I can't claim to have looked at every Heller sailing ship kit, but I've looked at a lot of them. In my opinion, from the standpoint of serious scale ship modeling, 10 of them are worth building: Le Superb, Le Glorieux, Pamir, Passat, Preussen, Gorch Fock, Royal Louis, La Reale, La Belle Poule, Le Pourqois Pas?, and the big Victory. Oh - and I guess the Nina, Pinta, and Santa Maria are ok, but pretty basic (and the Nina and Pinta share the same hull).
Note that Le Soleil Royal is not on my personal list. I've gotten into lots of arguments about that, but I just can't take it seriously as a scale model.

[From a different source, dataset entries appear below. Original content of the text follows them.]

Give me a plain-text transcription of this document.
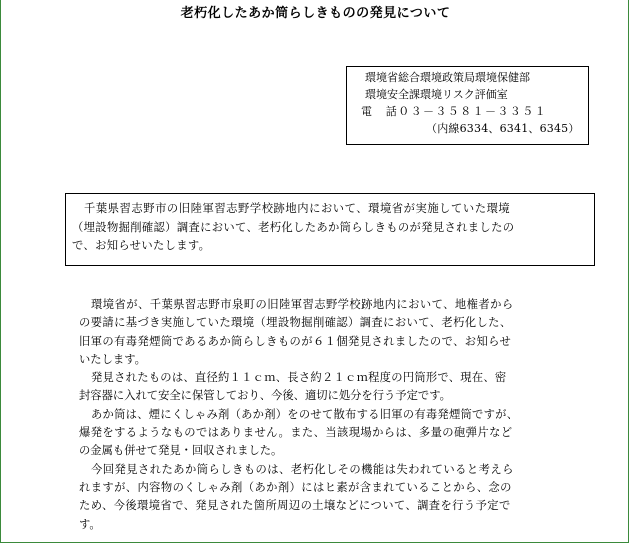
老朽化したあか筒らしきものの発見について
環境省総合環境政策局環境保健部
環境安全課環境リスク評価室
電　話０３－３５８１－３３５１
（内線6334、6341、6345）
千葉県習志野市の旧陸軍習志野学校跡地内において、環境省が実施していた環境
（埋設物掘削確認）調査において、老朽化したあか筒らしきものが発見されましたの
で、お知らせいたします。
環境省が、千葉県習志野市泉町の旧陸軍習志野学校跡地内において、地権者から
の要請に基づき実施していた環境（埋設物掘削確認）調査において、老朽化した、
旧軍の有毒発煙筒であるあか筒らしきものが６１個発見されましたので、お知らせ
いたします。
発見されたものは、直径約１１ｃｍ、長さ約２１ｃｍ程度の円筒形で、現在、密
封容器に入れて安全に保管しており、今後、適切に処分を行う予定です。
あか筒は、煙にくしゃみ剤（あか剤）をのせて散布する旧軍の有毒発煙筒ですが、
爆発をするようなものではありません。また、当該現場からは、多量の砲弾片など
の金属も併せて発見・回収されました。
今回発見されたあか筒らしきものは、老朽化しその機能は失われていると考えら
れますが、内容物のくしゃみ剤（あか剤）にはヒ素が含まれていることから、念の
ため、今後環境省で、発見された箇所周辺の土壌などについて、調査を行う予定で
す。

As I remember, Heller got into the sailing ship game back in the sixties. It started out by reissuing Pyro and Aurora kits under completely fictitious French names. Then it took the tack of picking subjects that looked pretty, and featured lots of "carved" detail. Heller's artisans were always among the best in the plastic kit industry. But they seem to have possessed a bare minimal understanding of how sailing ships are built.
In the very late seventies and early eighties something happened: Heller started making scale sailing ship models. Their kits continued to feature some stupid mistakes and omissions (did the Heller designers really think the Victory's yards weren't fastened to her masts?), but by most reasonable definitions the kits were scale models.
As I understand it, Heller had a lot of highly sophisticated sailing ships on the drawing board when, in the mid-eighties, the company went belly-up. It's interesting, and depressing, to think about sailing ship kits superior to the Heller Victory.
Youth, talent, hard work, and enthusiasm are no match for old age and treachery.